Is There a Connection Between Gum Disease and Systemic Diseases?

woman showing her gum is inflamed

It is no secret that oral health is closely related to general health, and gum disease may be indicative of diabetes, heart disease, unfavourable pregnancy outcomes (i.e. low birth weight, premature birth) and osteoporosis. These systemic diseases affect many organs and tissues and decrease the body’s ability to repel inflammation.

Over the years, many studies have shown that there is a connection between systemic diseases and gum disease. In Perth, various dentists, including Elite Perio, focus on prevention and various treatment modalities in patients with systemic diseases and gum disease in Perth.

What is gum disease?

Scientifically known as periodontal disease, gum disease describes the inflammatory process that affects the gums as a result of the accumulation of bacteria. Gum disease is divided into two stages – gingivitis and periodontitis. Gingivitis refers to the early stage of the disease, whereas periodontitis is associated with the later stages of the disease.

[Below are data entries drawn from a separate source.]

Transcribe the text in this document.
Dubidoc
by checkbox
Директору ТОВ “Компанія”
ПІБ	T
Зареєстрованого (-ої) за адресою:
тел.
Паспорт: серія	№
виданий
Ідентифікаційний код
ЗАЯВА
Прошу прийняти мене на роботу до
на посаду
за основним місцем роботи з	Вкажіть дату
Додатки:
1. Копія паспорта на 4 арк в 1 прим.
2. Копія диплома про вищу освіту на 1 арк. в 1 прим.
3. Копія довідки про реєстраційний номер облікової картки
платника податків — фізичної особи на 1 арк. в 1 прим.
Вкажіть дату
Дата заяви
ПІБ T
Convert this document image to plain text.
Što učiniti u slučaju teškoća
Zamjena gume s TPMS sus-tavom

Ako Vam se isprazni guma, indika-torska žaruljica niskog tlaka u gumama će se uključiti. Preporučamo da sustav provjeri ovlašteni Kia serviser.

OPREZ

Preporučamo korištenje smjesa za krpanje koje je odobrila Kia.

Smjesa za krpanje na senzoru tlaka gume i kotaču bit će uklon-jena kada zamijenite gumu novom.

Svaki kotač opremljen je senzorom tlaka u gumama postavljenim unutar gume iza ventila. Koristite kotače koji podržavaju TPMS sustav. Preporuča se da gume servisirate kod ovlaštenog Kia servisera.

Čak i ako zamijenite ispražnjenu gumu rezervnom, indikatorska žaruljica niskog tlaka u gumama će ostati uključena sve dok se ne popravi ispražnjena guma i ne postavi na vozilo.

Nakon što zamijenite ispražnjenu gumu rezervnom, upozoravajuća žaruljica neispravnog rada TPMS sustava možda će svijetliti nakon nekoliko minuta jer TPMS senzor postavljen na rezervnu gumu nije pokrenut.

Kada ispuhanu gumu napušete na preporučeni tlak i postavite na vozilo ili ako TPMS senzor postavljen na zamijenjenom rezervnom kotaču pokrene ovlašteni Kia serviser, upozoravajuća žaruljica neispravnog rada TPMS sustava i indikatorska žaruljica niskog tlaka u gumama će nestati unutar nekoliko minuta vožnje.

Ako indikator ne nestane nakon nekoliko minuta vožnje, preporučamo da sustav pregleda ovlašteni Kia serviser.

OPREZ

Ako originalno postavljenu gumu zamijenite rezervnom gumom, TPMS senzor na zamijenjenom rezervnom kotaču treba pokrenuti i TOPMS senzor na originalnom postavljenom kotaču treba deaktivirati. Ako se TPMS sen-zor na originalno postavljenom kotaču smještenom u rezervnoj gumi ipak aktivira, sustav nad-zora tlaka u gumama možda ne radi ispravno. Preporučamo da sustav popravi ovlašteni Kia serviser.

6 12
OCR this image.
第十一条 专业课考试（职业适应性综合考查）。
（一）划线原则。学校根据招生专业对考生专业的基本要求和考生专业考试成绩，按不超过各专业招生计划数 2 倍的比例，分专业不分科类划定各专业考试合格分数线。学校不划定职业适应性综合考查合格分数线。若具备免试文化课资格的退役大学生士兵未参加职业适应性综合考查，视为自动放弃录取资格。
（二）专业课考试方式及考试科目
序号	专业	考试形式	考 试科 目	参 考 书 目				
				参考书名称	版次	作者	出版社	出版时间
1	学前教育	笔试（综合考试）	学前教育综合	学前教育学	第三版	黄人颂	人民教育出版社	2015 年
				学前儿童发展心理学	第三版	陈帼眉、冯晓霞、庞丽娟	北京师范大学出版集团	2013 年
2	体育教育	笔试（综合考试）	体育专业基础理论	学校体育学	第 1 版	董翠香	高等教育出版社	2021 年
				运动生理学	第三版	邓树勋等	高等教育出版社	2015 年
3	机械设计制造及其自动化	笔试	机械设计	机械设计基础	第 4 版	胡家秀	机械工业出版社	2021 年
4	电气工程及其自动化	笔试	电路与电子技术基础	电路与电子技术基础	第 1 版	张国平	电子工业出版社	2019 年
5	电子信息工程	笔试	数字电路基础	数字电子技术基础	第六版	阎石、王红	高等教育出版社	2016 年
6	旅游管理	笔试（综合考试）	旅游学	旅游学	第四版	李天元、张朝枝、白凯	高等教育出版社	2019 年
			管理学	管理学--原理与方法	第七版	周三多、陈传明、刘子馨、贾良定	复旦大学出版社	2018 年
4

Gingivitis is more prevalent among adults and involves symptoms such as redness, swelling, inflammation of the gums and frequent bleeding. This condition can be reversed with timely intervention and a thorough oral hygiene routine. Periodontitis, on the other hand, can lead to the destruction of the tissue supporting the teeth and tooth loss, if not properly treated.


Due to their elevated blood sugar rates, diabetic patients are more likely to develop gum disease in Perth. Moreover, people with diabetes are more susceptible to infections and, in some cases, gum disease is considered a complication of diabetes. The relationship between gum disease and diabetes is complicated and diabetic patients with gum disease may find it more difficult to control their blood sugar.

Heart disease

Some studies have shown that gum disease is also associated with heart disease. While a clear relationship has not been proven yet, research suggests that gum disease intensifies the risk of heart disease. More alarmingly, untreated gum disease can affect the outcome of existing heart conditions.

Other conditions

Osteoporosis can also cause gum disease, due to the bone loss in the jaw and in rare cases gum disease can also cause respiratory disease such as pneumonia. Last but not least, gum disease is also associated with premature birth and low birth weight.